How to tweak the theme
----------------------

Adwaita is a complex themes, so to keep it maintainable it's written and processed in SASS, the
generated CSS is then transformed into a gresource file during gtk build and used at runtime in a 
non-legible or editable form.

It is very likely your change will happen in the _common.scss file. That's where all the widget 
selectors are defined. Here's a rundown of the "supporting" stylesheets, that are unlikely to be the 
right place for a drive by stylesheet fix:

_colors.scss        - global color definitions. We keep the number of defined colors to a necessary minimum, 
                      most colors are derived form a handful of basics. It covers both the light variant and
                      the dark variant.

_colors-public.scss - SCSS colors exported through gtk to allow for 3rd party apps color mixing.

_drawing.scss       - drawing helper mixings/functions to allow easier definition of widget drawing under
                      specific context. This is why Adwaita isn't 15000 LOC.

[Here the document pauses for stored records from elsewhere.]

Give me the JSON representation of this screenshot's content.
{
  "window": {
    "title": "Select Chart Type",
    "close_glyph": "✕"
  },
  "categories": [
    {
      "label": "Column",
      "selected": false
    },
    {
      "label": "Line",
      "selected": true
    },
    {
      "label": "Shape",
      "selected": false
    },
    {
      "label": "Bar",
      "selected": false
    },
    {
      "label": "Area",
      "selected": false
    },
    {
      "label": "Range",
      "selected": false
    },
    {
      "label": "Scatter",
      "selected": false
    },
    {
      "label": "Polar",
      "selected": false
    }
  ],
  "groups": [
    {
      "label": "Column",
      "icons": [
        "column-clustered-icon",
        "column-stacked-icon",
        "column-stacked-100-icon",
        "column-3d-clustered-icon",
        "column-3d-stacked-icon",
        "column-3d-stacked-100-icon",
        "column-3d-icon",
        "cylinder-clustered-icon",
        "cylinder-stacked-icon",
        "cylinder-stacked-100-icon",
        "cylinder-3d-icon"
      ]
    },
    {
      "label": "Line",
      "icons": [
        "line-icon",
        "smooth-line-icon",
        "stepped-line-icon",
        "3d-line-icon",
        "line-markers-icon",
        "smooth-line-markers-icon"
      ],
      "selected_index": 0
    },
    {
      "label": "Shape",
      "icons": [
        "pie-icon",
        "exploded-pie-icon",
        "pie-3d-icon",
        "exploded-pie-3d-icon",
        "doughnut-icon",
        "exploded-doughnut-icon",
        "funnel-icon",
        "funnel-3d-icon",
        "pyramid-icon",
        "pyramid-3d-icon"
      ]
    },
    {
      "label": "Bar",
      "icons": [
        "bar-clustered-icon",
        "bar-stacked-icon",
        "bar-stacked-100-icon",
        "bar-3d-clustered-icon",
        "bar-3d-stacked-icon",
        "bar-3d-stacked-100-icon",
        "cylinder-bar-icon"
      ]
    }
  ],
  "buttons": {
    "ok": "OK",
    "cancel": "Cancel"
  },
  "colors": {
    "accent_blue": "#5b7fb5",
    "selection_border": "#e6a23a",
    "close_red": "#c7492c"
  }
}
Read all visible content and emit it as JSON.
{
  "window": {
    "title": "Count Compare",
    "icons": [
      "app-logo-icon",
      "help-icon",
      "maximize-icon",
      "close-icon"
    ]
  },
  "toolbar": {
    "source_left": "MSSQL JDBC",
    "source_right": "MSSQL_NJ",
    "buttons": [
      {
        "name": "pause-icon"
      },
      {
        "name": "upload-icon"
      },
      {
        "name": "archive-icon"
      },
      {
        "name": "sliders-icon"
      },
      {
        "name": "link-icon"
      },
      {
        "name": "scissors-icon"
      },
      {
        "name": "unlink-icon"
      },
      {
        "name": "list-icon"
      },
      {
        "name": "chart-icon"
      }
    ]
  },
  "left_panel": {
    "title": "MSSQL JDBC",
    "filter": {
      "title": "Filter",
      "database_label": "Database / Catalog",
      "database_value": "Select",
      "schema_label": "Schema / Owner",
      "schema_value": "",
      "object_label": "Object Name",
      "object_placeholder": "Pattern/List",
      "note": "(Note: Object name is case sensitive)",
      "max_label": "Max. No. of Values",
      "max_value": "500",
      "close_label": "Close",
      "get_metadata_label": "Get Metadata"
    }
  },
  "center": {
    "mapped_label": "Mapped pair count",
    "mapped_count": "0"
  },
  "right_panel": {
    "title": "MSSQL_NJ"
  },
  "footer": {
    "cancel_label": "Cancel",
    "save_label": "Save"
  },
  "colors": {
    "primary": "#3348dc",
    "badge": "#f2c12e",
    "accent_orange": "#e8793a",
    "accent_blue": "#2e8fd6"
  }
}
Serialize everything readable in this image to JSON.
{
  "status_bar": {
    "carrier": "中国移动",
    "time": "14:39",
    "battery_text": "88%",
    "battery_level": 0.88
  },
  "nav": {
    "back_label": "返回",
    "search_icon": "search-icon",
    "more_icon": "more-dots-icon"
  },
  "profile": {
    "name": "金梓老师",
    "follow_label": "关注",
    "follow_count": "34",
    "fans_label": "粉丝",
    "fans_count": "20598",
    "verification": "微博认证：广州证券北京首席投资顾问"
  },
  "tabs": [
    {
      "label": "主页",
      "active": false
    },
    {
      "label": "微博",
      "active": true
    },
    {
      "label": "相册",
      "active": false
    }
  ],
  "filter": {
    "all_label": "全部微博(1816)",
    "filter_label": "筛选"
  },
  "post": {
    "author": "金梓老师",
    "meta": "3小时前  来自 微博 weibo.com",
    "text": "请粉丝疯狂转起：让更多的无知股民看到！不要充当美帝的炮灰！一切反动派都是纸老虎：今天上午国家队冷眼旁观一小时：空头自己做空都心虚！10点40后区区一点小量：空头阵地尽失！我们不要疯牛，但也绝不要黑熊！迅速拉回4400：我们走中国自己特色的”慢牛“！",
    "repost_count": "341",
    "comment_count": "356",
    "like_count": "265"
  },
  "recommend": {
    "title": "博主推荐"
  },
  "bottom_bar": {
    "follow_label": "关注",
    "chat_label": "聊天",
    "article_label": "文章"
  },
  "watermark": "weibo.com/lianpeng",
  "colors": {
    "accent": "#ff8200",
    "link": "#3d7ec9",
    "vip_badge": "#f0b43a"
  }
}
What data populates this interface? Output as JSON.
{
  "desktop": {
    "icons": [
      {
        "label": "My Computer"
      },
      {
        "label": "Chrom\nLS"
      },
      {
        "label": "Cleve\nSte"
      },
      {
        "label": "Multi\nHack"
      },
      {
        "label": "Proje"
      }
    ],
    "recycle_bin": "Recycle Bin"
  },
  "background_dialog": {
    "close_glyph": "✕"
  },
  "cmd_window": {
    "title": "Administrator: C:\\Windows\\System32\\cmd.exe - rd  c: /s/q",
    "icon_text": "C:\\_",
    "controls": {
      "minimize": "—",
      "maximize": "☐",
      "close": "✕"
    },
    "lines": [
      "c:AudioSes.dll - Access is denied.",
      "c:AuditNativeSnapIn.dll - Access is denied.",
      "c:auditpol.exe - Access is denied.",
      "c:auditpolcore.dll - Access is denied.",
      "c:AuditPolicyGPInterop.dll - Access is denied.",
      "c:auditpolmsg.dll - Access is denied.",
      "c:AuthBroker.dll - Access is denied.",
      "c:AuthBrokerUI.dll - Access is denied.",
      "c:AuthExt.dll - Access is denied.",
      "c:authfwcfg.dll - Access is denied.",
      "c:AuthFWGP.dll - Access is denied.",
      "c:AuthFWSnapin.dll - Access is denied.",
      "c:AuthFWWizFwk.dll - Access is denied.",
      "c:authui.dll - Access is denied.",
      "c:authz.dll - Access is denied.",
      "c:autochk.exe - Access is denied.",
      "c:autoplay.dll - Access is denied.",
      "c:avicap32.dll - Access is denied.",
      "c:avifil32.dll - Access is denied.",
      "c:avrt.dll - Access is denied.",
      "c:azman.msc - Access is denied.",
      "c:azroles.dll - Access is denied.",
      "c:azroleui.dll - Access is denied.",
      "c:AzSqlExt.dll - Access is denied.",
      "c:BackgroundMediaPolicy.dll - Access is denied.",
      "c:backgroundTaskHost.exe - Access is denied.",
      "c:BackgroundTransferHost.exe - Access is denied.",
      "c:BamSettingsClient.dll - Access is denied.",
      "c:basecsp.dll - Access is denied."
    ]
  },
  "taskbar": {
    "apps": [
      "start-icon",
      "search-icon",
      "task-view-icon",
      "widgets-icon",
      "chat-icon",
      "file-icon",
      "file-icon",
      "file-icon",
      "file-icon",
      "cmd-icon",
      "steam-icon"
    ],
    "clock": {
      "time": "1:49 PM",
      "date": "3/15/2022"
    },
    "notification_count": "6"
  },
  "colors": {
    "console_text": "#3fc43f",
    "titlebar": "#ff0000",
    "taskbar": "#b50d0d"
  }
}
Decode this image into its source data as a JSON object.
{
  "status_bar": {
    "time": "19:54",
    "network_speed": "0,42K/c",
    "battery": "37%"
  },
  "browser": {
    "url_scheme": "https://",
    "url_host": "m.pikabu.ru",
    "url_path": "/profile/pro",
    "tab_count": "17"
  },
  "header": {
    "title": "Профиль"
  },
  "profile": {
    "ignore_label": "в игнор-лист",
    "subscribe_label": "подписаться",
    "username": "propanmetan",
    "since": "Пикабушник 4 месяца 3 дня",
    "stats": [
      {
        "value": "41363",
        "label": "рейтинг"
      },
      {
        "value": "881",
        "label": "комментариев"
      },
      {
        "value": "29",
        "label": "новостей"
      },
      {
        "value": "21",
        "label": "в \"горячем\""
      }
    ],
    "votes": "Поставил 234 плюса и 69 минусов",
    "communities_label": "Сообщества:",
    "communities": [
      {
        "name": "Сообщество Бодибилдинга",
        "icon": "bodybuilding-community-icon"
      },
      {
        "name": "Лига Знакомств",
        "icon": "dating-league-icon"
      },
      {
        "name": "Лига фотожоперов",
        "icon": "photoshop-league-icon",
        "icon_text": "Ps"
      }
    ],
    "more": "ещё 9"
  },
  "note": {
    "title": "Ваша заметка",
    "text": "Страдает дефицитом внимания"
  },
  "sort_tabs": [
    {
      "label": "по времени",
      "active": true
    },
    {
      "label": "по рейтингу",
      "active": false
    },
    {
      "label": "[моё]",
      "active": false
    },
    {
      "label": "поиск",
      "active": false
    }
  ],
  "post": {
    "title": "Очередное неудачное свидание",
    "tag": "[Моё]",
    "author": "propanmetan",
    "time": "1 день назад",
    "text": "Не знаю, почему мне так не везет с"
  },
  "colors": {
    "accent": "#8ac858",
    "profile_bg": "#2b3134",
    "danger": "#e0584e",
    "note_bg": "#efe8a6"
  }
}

_common.scss        - actual definitions of style for each widget. This is where you are likely to add/remove
                      your changes.
                      
You can read about SASS at http://sass-lang.com/documentation/. Once you make your changes to the
_common.scss file, you can either run the ./parse-sass.sh script or keep SASS watching for changes as you
edit. This is done by running `bundle exec sass --watch --sourcemap=none .` If sass is out of date, or is
missing, you can install it with `bundle install`.